JEMBER, FaktualNews.co – Hujan deras sejak selama tiga jam pukul 11.00 WIB, menyebabkan terjadinya banjir di tiga kelurahan wilayah Kecamatan Kaliwates, Kabupaten Jember.

Dari data yang dihimpun Badan Penanggulangan Bencana Daerah (BPBD) Jember, terdapat 80 KK yang terdampak banjir. Secara rinci jumlah warga 234 orang, Lansia 14 orang, dan balita 15 orang.

Rumah warga mulai terendam banjir sejak pukul 14.30 WIB dengan ketinggian air sekitar 30 – 70 sentimeter.

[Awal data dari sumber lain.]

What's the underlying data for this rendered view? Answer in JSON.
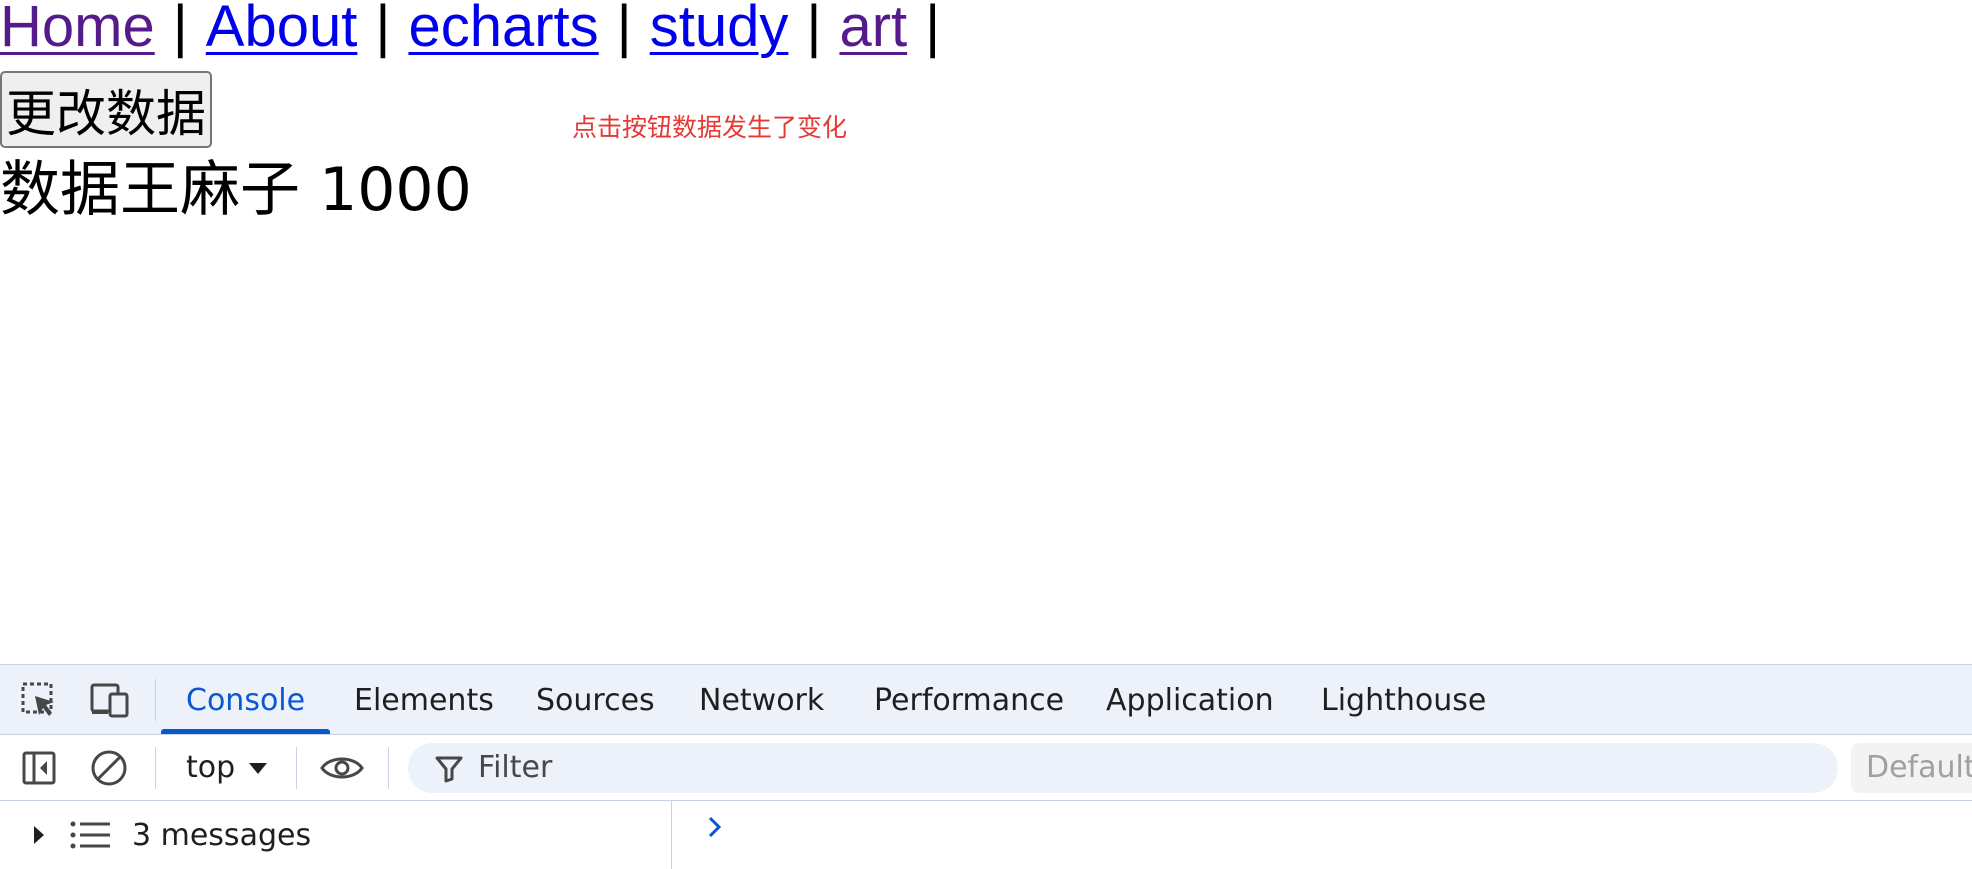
{
  "nav": {
    "links": [
      {
        "label": "Home",
        "visited": true
      },
      {
        "label": "About",
        "visited": false
      },
      {
        "label": "echarts",
        "visited": false
      },
      {
        "label": "study",
        "visited": false
      },
      {
        "label": "art",
        "visited": true
      }
    ],
    "separator": "|"
  },
  "content": {
    "button_label": "更改数据",
    "hint_text": "点击按钮数据发生了变化",
    "data_text": "数据王麻子 1000"
  },
  "devtools": {
    "tabs": [
      "Console",
      "Elements",
      "Sources",
      "Network",
      "Performance",
      "Application",
      "Lighthouse"
    ],
    "active_tab": "Console",
    "context": "top",
    "filter_placeholder": "Filter",
    "levels_label": "Default",
    "sidebar_messages": "3 messages",
    "accent_color": "#0b57d0",
    "icons": [
      "select-element-icon",
      "device-toolbar-icon",
      "sidebar-toggle-icon",
      "clear-console-icon",
      "live-expression-eye-icon",
      "filter-funnel-icon",
      "list-icon",
      "prompt-chevron-icon"
    ]
  },
  "colors": {
    "visited_link": "#551a8b",
    "link": "#0000ee",
    "hint": "#e53935"
  }
}
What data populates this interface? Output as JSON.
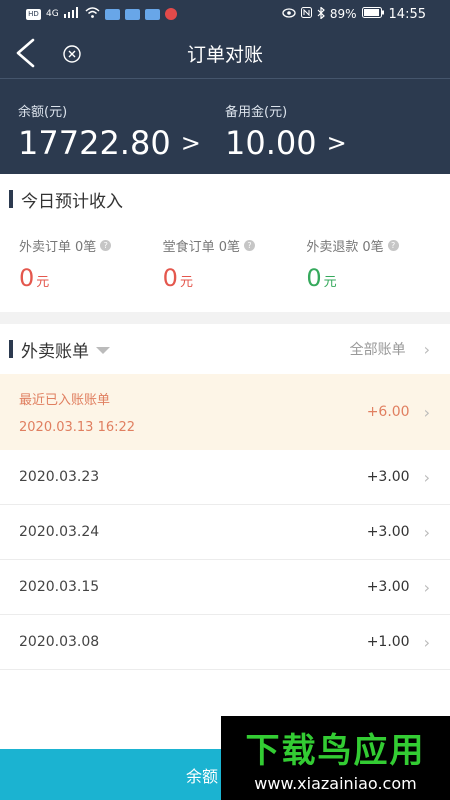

“Banjir ini terjadi di 3 kelurahan, wilayah Kecamatan Kaliwates. Curah hujan tadi cukup tinggi sehingga debit air saluran irigasi di wilayah setempat meluap dengan cepat. Data sementara sekitar 150 KK terdampak banjir,” kata Kepala BPBD Jember Sigit Akbari di sela meninjau banjir.

Untuk dampak terendam banjir paling parah terjadi di sekitar Kampus Universitas Islam Negeri KH Achmad Shiddiq (UIN KHAS) Kabupaten Jember.

Secara rinci dari data BPBD Jember, Banjir terjadi di wilayah Kecamatan Kaliwates dan 3 kelurahan. Yakni Lingkungan Karangmluwo, Kelurahan Mangli; Lingkungan Mrapah, Kelurahan Sempusari; Lingkungan Condro, Kelurahan Kaliwates.

“Khususnya di Jalan Hayam Wuruk, dan Lingkungan Karang Mluwo, Kelurahan Mangli, Kecamatan Kaliwates sekitar Kampus IAIN (UIN KHAS Jember), terdampak banjir yang paling parah,” sambungnya.

Akibat banjir tersebut, lanjut Sigit, warga terdampak untuk sementara mengamankan diri ke sekitar jalanan dekat kampus UIN KHAS Jember.

“Menunggu air surut, karena banjir ini arusnya cukup deras,” katanya.

Sigit mengatakan, terkait banjir ini merupakan bencana tahunan dan perlu penanganan serius dari banyak pihak.

“Penyebabnya banyak, mulai dari pendangkalan sungai atau saluran irigasi, dan nantinya akan dicari solusi terbaik agar kejadian banjir ini tidak terus terjadi,” tuturnya.

“Untuk wilayah terdampak paling parah, adalah Ponpes Baitul Ilmi yang jumlah santrinya ada 32 orang. Tadi kita data dan menyampaikan kalau terjadi banjir paling terakhir surutnya,” sambung Sigit.